Now, this isn’t too bad since you can view item descriptions, but the translation problems extend to more important parts of the game. NPC dialogue is sparse and vague enough that you’ll often spend hours wandering around trying to figure out where to go next. Many characters in a town or room will share the same dialogue, which is annoying, but since you have to talk to everyone in case you miss a vital hint, it gets old fast. Sidequests might involve items whose names give no indication of what they do or who to give them to, resulting in more aimless wandering. It’s hard to excuse a translation this bad when many other SNES era JRPGs were just fine, but let’s move on.
There’s a few more forgivable quirks with the game, like having no way to check the strength of your equipped weapon, many items being useless, there being no indication when buffs wear off in battle, and not getting an Evac spell to leave dungeons until over halfway through the game. A lot of these are typical of SNES era JRPGs and aren’t too much of a problem. The encounter rate is a bit too high, but since you can avoid them completely using the Marble 3 item I mentioned, it’s not a big deal. One thing that’s pretty weird though is how HP bars lie to you in battle — when a character’s HP bar is halfway depleted, they still have over half their HP left. I don’t understand this design choice.
On the positive side, the art — especially the monster sprite work — and music are fantastic and make the game worth playing just to see the next crazy location. Breath of Fire attempts to be more cinematic than other games at the time — and it largely succeeds. There’s imaginative dungeons, like a Dream World where you interact with personifications of a character’s emotions, or one where you get shrunk down smaller than a mouse and have to fight roaches — that’s just cool. The gameplay itself is pretty standard JRPG — you’ve got your bruisers and mages, weapons and armor to buy, as well as healing items and spells. There IS an auto-battle feature, which I don’t think was common in 1993, and it’s handy for getting through normal battles, since this is a grindy game. The trade-off is that it’ll make all your characters use standard weapon attacks — no spells or anything — so it’s not a good option for tougher battles. On the other hand, there’s no reason not to use it most of the time, and it makes me wonder if I’m even playing the game at that point.

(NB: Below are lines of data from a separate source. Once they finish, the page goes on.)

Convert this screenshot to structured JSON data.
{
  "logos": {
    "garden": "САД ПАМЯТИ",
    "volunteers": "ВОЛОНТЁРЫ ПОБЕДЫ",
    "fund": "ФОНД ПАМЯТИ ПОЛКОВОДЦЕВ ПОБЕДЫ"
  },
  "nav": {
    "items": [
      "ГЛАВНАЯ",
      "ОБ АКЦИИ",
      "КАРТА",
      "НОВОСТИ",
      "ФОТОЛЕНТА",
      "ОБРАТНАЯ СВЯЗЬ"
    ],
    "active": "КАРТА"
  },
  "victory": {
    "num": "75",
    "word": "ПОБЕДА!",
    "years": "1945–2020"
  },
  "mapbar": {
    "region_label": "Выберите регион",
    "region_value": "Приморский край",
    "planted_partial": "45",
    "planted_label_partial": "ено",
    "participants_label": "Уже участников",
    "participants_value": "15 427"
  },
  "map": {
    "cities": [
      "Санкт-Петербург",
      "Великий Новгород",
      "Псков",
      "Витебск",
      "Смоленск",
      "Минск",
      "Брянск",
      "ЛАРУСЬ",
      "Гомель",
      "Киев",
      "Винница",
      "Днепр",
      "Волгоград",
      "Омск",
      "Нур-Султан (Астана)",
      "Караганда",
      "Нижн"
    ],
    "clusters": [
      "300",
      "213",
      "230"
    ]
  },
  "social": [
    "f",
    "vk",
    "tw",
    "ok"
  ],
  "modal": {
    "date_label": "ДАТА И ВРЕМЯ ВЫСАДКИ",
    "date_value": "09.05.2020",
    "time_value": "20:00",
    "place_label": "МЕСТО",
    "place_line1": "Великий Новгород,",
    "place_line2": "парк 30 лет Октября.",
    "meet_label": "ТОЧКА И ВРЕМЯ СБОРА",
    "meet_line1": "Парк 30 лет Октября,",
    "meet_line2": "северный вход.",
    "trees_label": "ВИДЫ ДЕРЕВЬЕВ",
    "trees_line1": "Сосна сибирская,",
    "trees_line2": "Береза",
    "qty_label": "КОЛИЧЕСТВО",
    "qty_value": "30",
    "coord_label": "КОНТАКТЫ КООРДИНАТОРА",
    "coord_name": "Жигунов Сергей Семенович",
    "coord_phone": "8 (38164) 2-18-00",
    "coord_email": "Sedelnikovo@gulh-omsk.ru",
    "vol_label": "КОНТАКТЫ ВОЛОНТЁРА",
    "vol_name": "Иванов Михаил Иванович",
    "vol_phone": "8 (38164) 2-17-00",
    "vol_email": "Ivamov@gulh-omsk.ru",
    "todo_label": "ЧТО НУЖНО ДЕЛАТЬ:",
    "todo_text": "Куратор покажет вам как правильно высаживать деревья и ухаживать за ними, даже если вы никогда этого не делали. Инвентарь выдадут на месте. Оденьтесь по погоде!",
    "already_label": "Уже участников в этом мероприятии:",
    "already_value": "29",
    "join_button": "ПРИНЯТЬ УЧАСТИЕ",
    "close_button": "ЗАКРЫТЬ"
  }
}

There’s some some other innovative mechanics for the time, like your main character’s ability to transform into a powerful dragon in battle, or another party member who can set up his own shops to haggle for prices in various towns. It’s not super useful, but it’s fun. There’s also fishing, which gives you helpful items rather than just being a throwaway minigame. Some mechanics surprised me, like certain floor tiles making different sounds when you walk over them, which is something I usually associate with 3D games. Your party also gains XP even when they don’t fight, which still isn’t common enough today. That’s pretty nice. Battle backdrops change based on where you are on the map — not just what dungeon you’re in — like when crossing a bridge, you’ll see the bridge beneath your feet in battle. It’s an artistic touch that I appreciate.
If you have a lot of patience, I’d recommend Breath of Fire, but I’ve heard its sequel is an improvement in every way… except the translation. I’ll check out Breath of Fire II in the future, but in the mean time, look forward to next month’s game, Rogue Galaxy.